Walter eğilerek Anna'yı incelemeye başladı. Sonra bana bakarak "Senin için yeterince düzgün bir baba değilim galiba. Bunu babası olmayan birisi nasıl bilebilir ki Alison ?" dedi. Cümleleri canımı yakmıştı. Son sözleri beynimde çınlıyordu. Zihnimde yankılanıyordu ve sanki tekrar tekrar duyuyordum. Acı tüm bedenimi kapladı. Bütün elementlere içimden seslenip hepsini kendi emrime çağırdım. Bedenimin güçle dolup sarsıldığını hissettim. Walter konuşmaya devam ediyordu :"Peki Simon nasıl Alison ? En son annesinin ve babasının kanını üzerimden temizlemek uzun sürmüştü." dedi. Duyduklarım beni mahvediyordu. Daha önce bana anlatılmamıştı bunların hiçbiri. Şuan karşımda Walter'dan bunları duymak canımı daha da yakıyordu. Walter umursamadan rahat bir tavırla hala konuşmaya devam ediyordu : "Oğluma olan hislerin apaçık ortada. Sence o seni senin onu düşündüğün kadar düşünüyor mu ? Senin için fazla mükemmel değil mi tatlım ?" diye sordu. Canımı yakmak için her şeyi yapıyordu. Daha fazla dayanamadım "Kes sesini!" diye bağırdım. Nefret damarlarımda kendine yer bulmuştu. Bir anda onun sinir sınırını sonuna kadar zorladığımı fark ettim ama umurumda değildi. İçimdeki acı tarif edilemezdi. "Pekala konuyu değiştirelim , sanırım sıkıldın. Noah sence neden bu kadar mutlu olma çabasında Alison ? Belki de bütün ailesini gözlerinin önünde yok ettiğim içindir. Çığlıklarını duyduğu içindir , can çekişmelerini kendi gözleriyle izlediği içindir." Apaçık beni tahrik ediyordu. Dayanacak gücüm kalmamıştı. Bütün gücü vücudumda hissettiğim bir anda ona saldırdım. Hiçbir etki yaratamayacağımı hatta bu hareketimin bana ölümü getireceğini tahmin ediyordum. Ama tam tersi oldu. Walter bahçeye savruldu. Ortaya çıkardığım gücün şaşkınlığına rağmen koşarak salona daldım. Gözlerim bizimkileri arıyordu. "Noah ! Noah neredesiniz !" diye bağırdığımda Simon ile göz göze geldim. Bir terslik olduğunu anlamıştı. Anında bana doğru koşmaya başladı. Walter'ın geri dönmüş olabileceğini ve böyle bir durumda Anna'yı yalnız bırakmamam gerektiğini düşündüm. Balkona döndüğümde gördüğüm şey karşısında kanım dondu. Elim ayağım birbirine dolaştı. Ağzımı açıp "Hayır !" diye bağırdığım anda Walter Anna'yı havaya kaldırmıştı. Anna'nın gözleri korkudan kocaman açılmıştı ve yalvarırcasına bana bakıyordu.

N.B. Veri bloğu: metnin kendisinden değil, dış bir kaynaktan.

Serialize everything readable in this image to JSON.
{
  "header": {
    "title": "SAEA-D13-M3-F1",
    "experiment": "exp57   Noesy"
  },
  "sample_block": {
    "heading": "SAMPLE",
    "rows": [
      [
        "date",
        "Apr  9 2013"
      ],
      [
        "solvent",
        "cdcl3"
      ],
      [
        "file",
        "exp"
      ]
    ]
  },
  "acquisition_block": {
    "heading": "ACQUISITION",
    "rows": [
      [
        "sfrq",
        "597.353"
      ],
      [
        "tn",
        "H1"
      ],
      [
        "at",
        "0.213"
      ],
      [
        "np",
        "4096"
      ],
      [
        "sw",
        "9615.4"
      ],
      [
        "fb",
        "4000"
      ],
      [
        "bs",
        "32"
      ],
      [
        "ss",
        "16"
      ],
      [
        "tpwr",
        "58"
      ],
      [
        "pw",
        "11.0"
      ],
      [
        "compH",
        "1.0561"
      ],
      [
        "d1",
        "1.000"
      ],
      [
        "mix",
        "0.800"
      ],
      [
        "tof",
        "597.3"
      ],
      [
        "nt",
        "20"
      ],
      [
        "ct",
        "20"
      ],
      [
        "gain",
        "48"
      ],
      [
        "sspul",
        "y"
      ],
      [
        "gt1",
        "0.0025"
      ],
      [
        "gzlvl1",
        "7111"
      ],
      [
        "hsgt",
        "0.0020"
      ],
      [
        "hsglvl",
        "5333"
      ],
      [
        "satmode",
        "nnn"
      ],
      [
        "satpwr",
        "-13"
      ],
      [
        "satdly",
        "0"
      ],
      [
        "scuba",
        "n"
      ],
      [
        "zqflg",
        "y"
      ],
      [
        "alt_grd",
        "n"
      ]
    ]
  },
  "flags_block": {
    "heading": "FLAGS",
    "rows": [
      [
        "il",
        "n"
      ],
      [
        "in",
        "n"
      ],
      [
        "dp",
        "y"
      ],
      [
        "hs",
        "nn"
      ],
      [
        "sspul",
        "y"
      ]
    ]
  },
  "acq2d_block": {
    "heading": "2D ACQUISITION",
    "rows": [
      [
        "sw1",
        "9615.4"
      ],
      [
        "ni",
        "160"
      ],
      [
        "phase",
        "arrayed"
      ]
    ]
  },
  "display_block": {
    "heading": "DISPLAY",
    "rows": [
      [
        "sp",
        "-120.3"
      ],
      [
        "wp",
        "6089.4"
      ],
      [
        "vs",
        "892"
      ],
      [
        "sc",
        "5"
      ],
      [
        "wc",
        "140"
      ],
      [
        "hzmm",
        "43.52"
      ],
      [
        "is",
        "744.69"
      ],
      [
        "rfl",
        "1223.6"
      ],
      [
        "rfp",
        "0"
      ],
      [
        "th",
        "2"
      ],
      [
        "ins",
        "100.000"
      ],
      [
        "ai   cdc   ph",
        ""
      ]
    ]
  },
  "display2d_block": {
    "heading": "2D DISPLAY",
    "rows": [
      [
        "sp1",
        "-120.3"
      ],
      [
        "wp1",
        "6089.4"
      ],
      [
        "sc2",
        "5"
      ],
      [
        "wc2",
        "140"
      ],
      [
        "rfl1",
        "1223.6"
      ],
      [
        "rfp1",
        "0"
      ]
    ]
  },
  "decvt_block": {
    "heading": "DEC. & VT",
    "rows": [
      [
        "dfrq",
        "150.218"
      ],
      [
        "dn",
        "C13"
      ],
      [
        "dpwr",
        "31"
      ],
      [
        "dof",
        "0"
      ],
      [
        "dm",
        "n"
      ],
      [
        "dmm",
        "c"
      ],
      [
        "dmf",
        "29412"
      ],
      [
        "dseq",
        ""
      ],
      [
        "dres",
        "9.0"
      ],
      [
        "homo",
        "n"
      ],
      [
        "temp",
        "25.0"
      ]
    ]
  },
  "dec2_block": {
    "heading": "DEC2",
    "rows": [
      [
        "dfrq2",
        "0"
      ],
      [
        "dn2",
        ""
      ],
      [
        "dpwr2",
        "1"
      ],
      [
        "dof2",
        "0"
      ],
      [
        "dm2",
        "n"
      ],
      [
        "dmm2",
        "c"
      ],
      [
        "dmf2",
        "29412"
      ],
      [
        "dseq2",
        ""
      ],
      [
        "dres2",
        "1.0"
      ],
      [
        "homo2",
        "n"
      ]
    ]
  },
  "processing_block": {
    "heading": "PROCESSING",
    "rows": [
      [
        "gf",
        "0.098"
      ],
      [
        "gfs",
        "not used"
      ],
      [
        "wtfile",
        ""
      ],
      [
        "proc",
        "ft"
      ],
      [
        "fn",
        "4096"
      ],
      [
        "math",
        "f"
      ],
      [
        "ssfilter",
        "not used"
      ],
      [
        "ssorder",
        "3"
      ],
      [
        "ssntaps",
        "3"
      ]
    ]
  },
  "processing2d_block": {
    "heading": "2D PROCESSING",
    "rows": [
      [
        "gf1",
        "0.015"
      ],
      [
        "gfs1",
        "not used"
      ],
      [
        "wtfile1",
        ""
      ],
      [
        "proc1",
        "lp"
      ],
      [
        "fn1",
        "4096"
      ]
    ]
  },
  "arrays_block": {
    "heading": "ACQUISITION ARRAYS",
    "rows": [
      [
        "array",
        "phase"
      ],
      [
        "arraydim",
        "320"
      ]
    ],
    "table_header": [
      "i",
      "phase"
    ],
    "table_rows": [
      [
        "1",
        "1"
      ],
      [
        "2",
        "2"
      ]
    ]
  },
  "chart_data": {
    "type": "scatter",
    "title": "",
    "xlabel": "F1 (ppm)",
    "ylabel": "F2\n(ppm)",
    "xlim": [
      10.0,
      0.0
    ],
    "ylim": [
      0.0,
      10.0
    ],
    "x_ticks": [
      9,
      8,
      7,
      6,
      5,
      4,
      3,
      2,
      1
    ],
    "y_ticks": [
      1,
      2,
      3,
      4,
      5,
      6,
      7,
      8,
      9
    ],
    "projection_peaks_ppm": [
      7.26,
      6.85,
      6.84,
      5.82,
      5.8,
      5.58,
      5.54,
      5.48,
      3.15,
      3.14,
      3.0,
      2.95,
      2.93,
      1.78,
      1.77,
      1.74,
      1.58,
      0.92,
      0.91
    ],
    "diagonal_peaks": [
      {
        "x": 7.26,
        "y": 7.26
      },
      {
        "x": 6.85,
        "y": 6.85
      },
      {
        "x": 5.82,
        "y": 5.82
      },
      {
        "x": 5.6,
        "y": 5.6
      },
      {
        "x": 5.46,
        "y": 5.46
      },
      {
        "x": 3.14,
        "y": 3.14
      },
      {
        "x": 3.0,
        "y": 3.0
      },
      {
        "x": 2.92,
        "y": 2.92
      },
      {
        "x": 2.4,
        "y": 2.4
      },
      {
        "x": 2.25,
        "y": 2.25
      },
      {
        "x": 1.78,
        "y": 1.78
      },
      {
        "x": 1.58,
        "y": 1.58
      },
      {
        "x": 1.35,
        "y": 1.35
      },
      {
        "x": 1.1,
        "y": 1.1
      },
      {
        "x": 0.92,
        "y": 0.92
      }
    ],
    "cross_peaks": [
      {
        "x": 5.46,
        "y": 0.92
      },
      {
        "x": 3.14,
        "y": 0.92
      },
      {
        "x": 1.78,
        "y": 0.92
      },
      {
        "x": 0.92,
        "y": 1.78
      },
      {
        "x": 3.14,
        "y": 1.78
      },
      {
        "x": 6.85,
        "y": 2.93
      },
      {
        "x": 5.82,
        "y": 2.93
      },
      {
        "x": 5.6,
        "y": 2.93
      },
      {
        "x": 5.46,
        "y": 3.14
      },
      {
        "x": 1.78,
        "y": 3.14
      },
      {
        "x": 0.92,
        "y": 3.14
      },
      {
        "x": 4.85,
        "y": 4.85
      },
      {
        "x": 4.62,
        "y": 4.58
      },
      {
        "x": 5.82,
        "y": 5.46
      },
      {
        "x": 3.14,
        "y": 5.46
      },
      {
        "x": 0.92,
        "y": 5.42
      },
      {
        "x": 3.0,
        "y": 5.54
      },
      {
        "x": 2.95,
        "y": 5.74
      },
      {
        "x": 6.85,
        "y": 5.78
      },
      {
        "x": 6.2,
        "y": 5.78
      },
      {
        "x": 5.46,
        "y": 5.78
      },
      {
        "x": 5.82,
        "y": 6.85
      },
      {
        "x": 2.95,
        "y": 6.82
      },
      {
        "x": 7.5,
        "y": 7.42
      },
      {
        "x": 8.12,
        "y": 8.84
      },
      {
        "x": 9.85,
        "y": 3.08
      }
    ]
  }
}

"Bu kadar merhametli olma güzel kızım.Ölüm her şeydir." dedi ve Anna'nın kafasını bedeninden ayırdı. Tüm kanı üstüme sıçradığında daha fazla dayanamayarak yere dizlerimin üzerine düştüm. Arkamda merdivenden gelen ayak seslerini duyabiliyordum.
Walter son bir kez bana dönerek "Kendine dikkat et Yaratılmış. Bir dahaki karşılaşmamızda bu kadar merhametli olmam." dedi gülerek. Sonra beni Anna'nın cansız bedeniyle balkonda yalnız bırakarak kendi karanlığında kayboldu.